Jurnal Tempo – Donald Trump kembali mengguncang ekonomi global. Kali ini, ia merencanakan tarif tinggi untuk negara-negara BRICS. Targetnya mencakup China, Rusia, India, Brasil, dan Afrika Selatan. Jika kebijakan ini diterapkan, perdagangan dunia bisa terguncang. Ekonom memperkirakan dampak signifikan terhadap ekspor dan impor global. Investor juga mulai mencermati risiko yang muncul.
Donald Trump dikenal dengan pendekatan proteksionis dalam kebijakan ekonomi. Selama kepemimpinannya, ia sering memberlakukan tarif impor tinggi. Tujuannya adalah melindungi industri domestik dari persaingan luar negeri. Kali ini, Trump menargetkan negara-negara BRICS. Aliansi ekonomi ini semakin kuat dalam perdagangan global. AS merasa dominasi ekonominya mulai terancam.
Donald Trump menilai negara-negara BRICS telah merugikan ekonomi AS. China dituduh melakukan praktik dumping dan manipulasi mata uang. India serta Brasil dianggap terlalu banyak menikmati akses pasar AS. Selain itu, Trump juga ingin memperkuat industri dalam negeri. Dengan tarif tinggi, produk lokal diharapkan lebih kompetitif. Namun, kebijakan ini bisa memicu perang dagang baru.
“Baca Juga : Inovasi Bedah di RSCM: Operasi Hati Berhasil dengan Bantuan Teknologi Robotik”
Jika tarif tinggi diterapkan, produk dari BRICS akan lebih mahal di AS. Daya beli konsumen bisa turun karena lonjakan harga barang impor.

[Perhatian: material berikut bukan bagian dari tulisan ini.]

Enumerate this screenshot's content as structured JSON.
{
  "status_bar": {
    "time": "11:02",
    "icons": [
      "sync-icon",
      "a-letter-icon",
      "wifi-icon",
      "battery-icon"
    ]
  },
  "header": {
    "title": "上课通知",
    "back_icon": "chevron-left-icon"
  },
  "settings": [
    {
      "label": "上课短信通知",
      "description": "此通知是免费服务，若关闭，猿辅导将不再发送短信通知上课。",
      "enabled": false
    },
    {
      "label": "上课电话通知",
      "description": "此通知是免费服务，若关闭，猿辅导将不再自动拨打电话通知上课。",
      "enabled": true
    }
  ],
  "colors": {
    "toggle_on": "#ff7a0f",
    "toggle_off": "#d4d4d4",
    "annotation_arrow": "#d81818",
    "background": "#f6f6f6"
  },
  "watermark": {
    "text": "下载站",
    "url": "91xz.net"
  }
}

Inflasi juga berpotensi meningkat secara signifikan. Sebaliknya, negara BRICS mungkin akan membalas dengan tarif serupa. Ini bisa menghambat ekspor AS ke pasar internasional. Akibatnya, industri Amerika juga bisa terkena dampaknya.
China kemungkinan besar akan merespons dengan kebijakan balasan. Negeri Tirai Bambu adalah eksportir utama ke AS. Jika tarif tinggi berlaku, banyak industri China bisa terdampak. India dan Brasil mungkin akan mencoba bernegosiasi. Mereka ingin menghindari eskalasi lebih lanjut. Rusia, yang sudah terkena sanksi Barat, bisa semakin mengandalkan China.
“Simak juga: Kylian Mbappé yang Merasa Sendiri di Real Madrid”
Investor global mulai mencermati risiko yang muncul. Ketidakpastian ekonomi bisa menyebabkan volatilitas di pasar saham. Sektor manufaktur dan ekspor kemungkinan besar akan terdampak. Banyak perusahaan multinasional akan mempertimbangkan ulang rantai pasok mereka. Jika tarif diterapkan, mereka bisa mencari pemasok dari negara lain. Hal ini bisa mempengaruhi keseimbangan perdagangan global.
Jika perang tarif terjadi, harga barang impor bisa melonjak. Konsumen AS harus membayar lebih mahal untuk berbagai produk. Beberapa sektor, seperti elektronik dan otomotif, bisa merasakan dampak paling besar. Di sisi lain, industri dalam negeri mungkin tidak siap mengisi kekosongan. Ini bisa menyebabkan kelangkaan beberapa barang. Akibatnya, daya beli masyarakat menurun.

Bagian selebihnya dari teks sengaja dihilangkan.